Most slum-dwellers had a nasal accent and a too-fast way of talking, loaded with gutter slang. The alchemist and the girl (his grandchild?) spoke like up-town people, comparatively genteel. Perhaps they’d come down in the world.
‘I’m not accusing you of anything. But if you help us—’ Nevin paused, calculating. ‘There’s a bounty on Snakes, even for information, up to thirty forints.’ A sizeable sum for people who had very little.
The girl bit her lip. The old man squinted, rheumy eyes all innocent confusion.
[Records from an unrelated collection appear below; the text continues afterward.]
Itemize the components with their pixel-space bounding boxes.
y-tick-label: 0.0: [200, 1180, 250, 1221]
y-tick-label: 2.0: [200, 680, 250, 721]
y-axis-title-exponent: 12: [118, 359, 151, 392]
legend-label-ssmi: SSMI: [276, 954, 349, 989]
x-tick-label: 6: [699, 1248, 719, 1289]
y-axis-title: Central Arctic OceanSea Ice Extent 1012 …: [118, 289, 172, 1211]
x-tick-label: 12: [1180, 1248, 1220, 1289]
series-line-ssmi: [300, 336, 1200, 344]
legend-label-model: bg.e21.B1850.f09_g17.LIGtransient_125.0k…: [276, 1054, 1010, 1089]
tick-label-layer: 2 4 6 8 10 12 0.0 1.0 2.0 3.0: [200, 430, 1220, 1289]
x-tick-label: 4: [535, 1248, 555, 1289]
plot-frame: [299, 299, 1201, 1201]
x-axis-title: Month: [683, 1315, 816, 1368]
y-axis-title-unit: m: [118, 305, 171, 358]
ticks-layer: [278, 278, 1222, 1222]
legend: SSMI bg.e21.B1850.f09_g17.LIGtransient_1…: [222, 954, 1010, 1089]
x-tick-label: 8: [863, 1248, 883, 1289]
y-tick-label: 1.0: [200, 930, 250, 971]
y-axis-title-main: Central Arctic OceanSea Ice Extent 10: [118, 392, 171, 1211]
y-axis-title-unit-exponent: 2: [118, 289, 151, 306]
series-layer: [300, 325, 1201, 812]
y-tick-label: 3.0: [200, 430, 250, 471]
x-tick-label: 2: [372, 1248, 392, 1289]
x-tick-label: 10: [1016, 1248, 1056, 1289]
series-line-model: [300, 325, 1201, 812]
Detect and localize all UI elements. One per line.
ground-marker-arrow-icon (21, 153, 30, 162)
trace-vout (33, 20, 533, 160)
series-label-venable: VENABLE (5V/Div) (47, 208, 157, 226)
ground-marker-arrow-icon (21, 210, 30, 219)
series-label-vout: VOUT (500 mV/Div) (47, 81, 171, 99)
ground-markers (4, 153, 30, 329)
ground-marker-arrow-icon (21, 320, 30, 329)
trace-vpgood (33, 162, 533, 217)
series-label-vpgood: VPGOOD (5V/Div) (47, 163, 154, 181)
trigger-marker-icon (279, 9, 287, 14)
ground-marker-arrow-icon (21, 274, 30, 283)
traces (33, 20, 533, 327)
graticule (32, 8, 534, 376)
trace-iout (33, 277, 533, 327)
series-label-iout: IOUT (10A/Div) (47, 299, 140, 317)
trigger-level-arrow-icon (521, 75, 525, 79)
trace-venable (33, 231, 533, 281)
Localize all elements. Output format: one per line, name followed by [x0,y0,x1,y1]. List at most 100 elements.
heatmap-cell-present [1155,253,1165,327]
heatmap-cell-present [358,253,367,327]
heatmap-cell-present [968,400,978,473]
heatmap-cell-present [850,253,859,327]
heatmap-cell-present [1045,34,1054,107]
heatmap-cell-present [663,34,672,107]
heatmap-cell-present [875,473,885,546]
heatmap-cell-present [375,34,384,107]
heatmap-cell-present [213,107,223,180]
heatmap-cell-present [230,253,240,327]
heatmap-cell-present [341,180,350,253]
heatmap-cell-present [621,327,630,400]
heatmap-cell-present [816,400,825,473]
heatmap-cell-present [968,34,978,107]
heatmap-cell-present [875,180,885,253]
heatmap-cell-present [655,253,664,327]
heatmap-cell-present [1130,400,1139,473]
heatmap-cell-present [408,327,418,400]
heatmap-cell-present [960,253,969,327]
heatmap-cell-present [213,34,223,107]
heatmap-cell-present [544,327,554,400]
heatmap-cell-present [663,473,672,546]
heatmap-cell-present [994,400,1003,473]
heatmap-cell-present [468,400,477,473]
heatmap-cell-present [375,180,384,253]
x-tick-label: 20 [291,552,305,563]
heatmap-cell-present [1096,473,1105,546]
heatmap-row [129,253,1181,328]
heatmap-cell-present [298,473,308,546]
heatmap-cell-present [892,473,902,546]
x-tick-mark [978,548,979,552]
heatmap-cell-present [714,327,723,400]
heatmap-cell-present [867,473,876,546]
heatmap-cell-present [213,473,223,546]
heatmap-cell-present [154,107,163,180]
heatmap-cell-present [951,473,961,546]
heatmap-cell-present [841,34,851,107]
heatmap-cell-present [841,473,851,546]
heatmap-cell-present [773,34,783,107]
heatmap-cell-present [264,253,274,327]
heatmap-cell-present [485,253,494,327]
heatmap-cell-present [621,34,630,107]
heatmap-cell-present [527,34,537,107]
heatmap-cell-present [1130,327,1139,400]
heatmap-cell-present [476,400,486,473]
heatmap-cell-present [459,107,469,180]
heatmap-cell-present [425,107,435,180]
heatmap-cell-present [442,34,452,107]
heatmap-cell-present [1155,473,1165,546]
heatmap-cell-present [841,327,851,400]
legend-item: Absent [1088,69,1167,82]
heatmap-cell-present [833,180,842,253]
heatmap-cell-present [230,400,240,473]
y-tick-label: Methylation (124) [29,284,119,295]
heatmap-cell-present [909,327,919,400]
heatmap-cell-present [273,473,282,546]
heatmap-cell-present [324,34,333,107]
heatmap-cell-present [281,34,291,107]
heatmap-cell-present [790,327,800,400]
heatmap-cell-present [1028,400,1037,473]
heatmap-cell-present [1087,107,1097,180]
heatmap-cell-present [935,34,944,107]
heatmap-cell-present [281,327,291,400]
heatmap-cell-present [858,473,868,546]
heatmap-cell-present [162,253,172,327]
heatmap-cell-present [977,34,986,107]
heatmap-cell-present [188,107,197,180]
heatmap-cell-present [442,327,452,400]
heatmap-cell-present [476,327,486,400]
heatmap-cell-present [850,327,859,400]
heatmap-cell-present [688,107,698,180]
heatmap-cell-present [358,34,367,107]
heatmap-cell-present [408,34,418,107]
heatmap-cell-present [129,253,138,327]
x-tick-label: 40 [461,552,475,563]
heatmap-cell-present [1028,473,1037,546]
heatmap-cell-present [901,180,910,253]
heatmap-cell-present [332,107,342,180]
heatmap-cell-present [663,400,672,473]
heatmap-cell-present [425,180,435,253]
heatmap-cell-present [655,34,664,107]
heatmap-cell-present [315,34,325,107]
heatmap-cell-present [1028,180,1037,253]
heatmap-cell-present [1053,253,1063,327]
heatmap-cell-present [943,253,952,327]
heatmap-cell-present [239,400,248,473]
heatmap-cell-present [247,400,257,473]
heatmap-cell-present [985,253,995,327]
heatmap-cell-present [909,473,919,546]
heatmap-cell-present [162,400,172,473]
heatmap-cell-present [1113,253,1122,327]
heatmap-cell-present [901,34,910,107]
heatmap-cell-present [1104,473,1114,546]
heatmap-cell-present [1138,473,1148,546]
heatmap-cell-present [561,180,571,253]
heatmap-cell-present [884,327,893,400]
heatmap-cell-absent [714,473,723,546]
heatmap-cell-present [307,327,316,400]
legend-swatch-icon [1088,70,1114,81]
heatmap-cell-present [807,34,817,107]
Nevin frowned. They obviously knew something, and he’d thought the money sufficient temptation — but slum-dwellers were all alike. Too stupid and cowardly to crawl from their own filth.
He turned to go. ‘One more thing, while I’m here. Have either of you seen a woman with claws on her hands?’ He held up his hands, fingers crooked.
The girl stared, tense as a startled bird. ‘Light, no.’ She swallowed. ‘Is she dangerous?’
‘Perhaps.’ Nevin watched her. Her chin was raised, she met his gaze boldly. She wasn’t as scared as she was before. ‘I hope not.’
She laughed. ‘We hear the wolves at night and that’s bad enough, isn’t it, Benedict?’
The old man blinked. ‘Oh, indeed. We don’t go out at night. It’s not safe.’
‘Gossip greatly exaggerates the danger,’ Nevin said. ‘Still, you’re wise to be careful. Keep your door secured.’
A wooden chest beside the door must have been the heavy object he’d heard the girl shifting.
‘Yes,’ Thea said. ‘Thank you, Captain. We’ll be sure to do that.’